Bucky's eyes widened slightly at the information, and he took the albums in his hand and sat back down on the couch, wasting no time at all in flipping through them. Connie smiled at his eagerness and grabbed an album of her own. She sat down beside him and began flipping through the pages, smiling fondly whenever she would come across a picture behind nothing but good memories.
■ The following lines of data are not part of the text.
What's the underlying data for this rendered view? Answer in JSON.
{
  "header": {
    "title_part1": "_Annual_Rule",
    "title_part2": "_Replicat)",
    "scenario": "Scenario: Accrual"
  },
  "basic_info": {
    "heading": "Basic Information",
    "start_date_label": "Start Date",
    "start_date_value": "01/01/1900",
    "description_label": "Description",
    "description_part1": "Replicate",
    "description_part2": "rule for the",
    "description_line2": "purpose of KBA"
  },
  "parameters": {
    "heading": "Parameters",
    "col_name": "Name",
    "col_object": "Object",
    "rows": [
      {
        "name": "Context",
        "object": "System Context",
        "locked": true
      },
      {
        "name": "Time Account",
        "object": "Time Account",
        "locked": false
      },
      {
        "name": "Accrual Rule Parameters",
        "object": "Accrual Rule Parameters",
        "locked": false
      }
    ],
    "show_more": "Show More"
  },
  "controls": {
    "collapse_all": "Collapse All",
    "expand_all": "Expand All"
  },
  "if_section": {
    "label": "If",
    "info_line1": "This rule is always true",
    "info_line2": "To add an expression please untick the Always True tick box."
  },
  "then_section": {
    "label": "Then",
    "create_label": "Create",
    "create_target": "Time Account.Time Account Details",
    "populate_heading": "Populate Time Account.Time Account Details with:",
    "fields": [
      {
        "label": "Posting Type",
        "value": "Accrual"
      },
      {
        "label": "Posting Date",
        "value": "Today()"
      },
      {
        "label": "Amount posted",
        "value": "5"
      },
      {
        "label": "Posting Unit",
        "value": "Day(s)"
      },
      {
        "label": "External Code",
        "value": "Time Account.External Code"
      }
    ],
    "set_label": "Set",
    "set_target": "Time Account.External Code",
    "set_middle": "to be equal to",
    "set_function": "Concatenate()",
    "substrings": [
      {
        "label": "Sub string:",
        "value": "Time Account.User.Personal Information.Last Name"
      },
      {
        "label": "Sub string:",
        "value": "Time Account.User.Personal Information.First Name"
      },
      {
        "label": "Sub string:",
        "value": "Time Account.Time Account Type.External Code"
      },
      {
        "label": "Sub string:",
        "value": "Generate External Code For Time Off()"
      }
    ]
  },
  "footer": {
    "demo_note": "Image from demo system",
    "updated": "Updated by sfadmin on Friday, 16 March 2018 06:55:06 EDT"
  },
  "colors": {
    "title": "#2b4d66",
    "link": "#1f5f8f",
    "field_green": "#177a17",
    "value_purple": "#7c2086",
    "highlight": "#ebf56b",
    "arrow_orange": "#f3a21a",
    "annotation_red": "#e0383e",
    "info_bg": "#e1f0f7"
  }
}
It had been so many years since Connie had seen the contents of the photo albums, seventy or so, give or take. She had been in such a broken emotional state when she was found in 2008 that there was hardly anything anyone could do to help fix her. Phil tried as hard as he possibly could to bring her some sort of happiness, and that included giving her a 1900's inspired apartment filled with all of her old belongings that Peggy had the SSR recover from her previous apartment after Steve had gone missing. Her photo albums had been among those belongings, and they were quite possibly the belongings that held most of what could help brighten her mental state, but they had done the complete opposite.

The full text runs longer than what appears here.